The New York Post also reported Selby's name after interviewing a waiter at Bo's Kitchen in Manhattan. The 25-year-old waiter, who received $1,000 from "Tips for Jesus," confirmed that the tipper was Selby. Selby's party of three, whom the waiter described as "very well-dressed," ordered $111 worth of beer, bourbon, pasta, shrimp and pork chops.

"I was told, 'We tip a hundred times the bill,'" the waiter told The Post.

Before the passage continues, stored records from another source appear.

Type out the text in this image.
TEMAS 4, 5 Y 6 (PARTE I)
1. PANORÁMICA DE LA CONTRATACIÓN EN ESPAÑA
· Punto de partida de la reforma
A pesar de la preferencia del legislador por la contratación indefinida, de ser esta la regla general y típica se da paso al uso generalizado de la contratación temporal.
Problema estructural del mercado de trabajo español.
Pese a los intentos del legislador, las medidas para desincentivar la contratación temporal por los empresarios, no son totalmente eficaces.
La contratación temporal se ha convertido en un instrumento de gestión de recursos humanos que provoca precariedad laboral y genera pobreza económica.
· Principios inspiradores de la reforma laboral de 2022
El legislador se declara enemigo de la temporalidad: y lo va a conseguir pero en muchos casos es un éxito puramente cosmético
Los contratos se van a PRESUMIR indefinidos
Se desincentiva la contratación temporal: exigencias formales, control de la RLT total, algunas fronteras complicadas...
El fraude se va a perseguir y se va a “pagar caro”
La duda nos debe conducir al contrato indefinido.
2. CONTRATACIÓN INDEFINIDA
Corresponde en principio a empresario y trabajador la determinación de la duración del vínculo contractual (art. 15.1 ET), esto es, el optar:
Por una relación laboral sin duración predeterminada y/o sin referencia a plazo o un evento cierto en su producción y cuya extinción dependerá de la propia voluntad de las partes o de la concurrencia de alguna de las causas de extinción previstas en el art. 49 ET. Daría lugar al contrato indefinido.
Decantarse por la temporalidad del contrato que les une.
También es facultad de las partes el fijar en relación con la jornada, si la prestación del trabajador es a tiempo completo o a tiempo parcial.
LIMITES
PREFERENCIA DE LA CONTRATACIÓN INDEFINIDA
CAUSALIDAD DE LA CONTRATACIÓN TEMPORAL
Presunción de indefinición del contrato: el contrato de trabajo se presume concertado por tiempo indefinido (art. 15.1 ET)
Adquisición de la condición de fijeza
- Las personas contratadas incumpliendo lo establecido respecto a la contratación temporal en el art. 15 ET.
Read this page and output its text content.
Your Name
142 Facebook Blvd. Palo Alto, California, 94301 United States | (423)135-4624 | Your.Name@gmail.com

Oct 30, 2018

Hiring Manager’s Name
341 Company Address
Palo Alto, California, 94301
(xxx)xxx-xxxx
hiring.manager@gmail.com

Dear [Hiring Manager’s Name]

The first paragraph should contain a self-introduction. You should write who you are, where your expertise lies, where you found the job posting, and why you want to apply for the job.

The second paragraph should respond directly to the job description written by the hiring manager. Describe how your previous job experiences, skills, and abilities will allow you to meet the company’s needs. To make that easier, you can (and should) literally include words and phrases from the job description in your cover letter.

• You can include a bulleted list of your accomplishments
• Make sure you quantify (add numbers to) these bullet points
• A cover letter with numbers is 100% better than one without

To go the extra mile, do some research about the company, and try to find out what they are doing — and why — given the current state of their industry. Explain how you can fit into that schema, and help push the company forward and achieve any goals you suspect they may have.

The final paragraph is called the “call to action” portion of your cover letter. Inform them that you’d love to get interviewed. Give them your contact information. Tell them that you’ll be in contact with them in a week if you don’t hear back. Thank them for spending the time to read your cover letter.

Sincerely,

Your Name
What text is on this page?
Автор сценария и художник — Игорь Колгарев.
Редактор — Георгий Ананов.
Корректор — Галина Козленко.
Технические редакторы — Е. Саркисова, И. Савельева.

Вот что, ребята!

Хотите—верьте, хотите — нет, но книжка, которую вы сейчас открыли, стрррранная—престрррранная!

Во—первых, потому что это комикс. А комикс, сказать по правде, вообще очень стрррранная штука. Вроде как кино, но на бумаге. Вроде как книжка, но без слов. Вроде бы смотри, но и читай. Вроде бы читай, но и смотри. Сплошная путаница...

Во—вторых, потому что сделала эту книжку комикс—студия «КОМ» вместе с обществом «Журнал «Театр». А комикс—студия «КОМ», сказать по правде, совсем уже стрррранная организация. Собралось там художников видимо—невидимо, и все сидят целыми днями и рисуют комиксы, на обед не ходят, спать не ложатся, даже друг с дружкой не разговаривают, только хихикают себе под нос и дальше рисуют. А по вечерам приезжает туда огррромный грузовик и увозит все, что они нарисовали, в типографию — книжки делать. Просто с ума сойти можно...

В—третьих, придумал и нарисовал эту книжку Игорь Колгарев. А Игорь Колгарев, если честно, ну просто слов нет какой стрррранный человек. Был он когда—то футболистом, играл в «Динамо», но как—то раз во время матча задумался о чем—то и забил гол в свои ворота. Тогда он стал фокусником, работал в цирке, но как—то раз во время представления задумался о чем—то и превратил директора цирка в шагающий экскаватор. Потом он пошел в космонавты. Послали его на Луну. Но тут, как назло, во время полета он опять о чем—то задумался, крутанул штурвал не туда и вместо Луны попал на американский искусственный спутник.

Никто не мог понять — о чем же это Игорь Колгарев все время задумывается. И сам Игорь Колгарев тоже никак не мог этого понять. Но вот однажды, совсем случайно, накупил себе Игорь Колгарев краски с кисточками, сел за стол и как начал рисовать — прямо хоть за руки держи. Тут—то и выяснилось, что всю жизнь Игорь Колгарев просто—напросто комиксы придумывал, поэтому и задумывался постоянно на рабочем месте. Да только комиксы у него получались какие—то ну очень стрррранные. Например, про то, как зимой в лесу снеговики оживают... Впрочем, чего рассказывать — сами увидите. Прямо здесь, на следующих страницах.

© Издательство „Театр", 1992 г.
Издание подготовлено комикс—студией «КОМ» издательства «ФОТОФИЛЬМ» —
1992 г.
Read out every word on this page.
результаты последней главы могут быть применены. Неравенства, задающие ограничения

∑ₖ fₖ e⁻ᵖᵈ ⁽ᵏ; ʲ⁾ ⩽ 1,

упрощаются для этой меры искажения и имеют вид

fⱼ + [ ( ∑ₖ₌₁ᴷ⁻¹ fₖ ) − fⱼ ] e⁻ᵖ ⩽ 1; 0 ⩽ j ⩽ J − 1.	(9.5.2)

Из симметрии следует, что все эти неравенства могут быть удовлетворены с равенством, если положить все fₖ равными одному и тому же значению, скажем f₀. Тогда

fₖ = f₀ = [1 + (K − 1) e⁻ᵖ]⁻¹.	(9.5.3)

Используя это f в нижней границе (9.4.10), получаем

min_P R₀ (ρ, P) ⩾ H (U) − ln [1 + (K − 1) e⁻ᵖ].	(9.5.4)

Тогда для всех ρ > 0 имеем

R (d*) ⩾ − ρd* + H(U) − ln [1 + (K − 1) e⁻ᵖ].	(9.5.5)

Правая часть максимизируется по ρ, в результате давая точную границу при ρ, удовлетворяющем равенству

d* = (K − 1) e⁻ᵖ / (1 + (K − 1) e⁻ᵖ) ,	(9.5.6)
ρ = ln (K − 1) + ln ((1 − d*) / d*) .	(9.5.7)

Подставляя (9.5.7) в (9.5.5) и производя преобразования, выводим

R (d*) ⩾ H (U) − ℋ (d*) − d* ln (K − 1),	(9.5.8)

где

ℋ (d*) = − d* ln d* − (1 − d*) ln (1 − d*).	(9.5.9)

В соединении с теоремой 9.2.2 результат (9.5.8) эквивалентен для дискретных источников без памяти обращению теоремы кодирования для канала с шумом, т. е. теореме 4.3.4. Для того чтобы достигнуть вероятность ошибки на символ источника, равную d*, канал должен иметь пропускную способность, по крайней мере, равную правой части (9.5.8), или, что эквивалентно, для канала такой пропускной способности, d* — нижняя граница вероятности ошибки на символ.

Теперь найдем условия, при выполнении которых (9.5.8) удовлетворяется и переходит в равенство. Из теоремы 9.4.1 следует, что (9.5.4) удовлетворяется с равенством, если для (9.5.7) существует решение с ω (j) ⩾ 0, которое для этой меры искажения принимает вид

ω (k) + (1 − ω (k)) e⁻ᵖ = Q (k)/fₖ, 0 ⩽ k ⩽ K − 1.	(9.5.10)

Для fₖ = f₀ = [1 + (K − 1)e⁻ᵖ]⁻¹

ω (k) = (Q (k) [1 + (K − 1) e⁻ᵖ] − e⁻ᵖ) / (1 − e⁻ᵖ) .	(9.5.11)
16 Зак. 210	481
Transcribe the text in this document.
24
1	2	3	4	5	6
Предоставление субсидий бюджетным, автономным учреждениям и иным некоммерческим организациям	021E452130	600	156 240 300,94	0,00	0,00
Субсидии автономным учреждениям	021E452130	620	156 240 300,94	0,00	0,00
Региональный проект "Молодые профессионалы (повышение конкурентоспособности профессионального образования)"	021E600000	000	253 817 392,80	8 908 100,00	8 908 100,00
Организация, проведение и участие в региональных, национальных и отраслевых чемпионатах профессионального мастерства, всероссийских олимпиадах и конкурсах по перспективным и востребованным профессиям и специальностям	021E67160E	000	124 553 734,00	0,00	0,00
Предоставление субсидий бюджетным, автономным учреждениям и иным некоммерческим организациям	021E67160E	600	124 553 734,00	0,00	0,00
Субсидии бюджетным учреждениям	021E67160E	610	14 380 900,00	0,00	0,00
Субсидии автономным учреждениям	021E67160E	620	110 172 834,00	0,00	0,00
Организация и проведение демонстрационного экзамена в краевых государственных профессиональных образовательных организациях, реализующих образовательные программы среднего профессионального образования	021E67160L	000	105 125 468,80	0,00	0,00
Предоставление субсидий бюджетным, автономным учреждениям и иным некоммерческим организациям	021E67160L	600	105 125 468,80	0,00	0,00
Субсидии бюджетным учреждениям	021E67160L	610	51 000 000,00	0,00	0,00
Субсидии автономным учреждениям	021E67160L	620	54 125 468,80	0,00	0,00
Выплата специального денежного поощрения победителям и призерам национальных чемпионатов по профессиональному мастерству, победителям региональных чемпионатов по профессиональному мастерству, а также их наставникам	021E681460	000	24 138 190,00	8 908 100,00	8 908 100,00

Selby isn't saying anything about his involvement, and did not respond to an email request for comment. He did share a link to an article about "Tips for Jesus" on his Facebook page last month, ValleyWag reported. And his references to Jesus may be a bizarre attempt at humor. "A tipster told me all the Jesus talk is a joke," writes ValleyWag's Sam Biddle.

So who is this guy? Selby was a senior vice president at PayPal, and made millions when eBay (EBAY) bought the payment service for $1.5 billion in 2002. He later became a managing director at an investment management and hedge fund company -- where he presumably turned his mountains of money into even bigger mountains of money -- and joined another hedge fund in 2010. He created a film production company last year, appropriately named Incognito Pictures, to make movies with budgets of under $10 million.

Selby likely isn't the only person behind "Tips for Jesus." Restaurants in New York and Mexico received large tips from "Tips for Jesus" on the same night last week, leading Eater National to surmise that the whole thing is a group effort. Either that, or Selby has learned how to teleport himself, which frankly wouldn't surprise us at all at this point.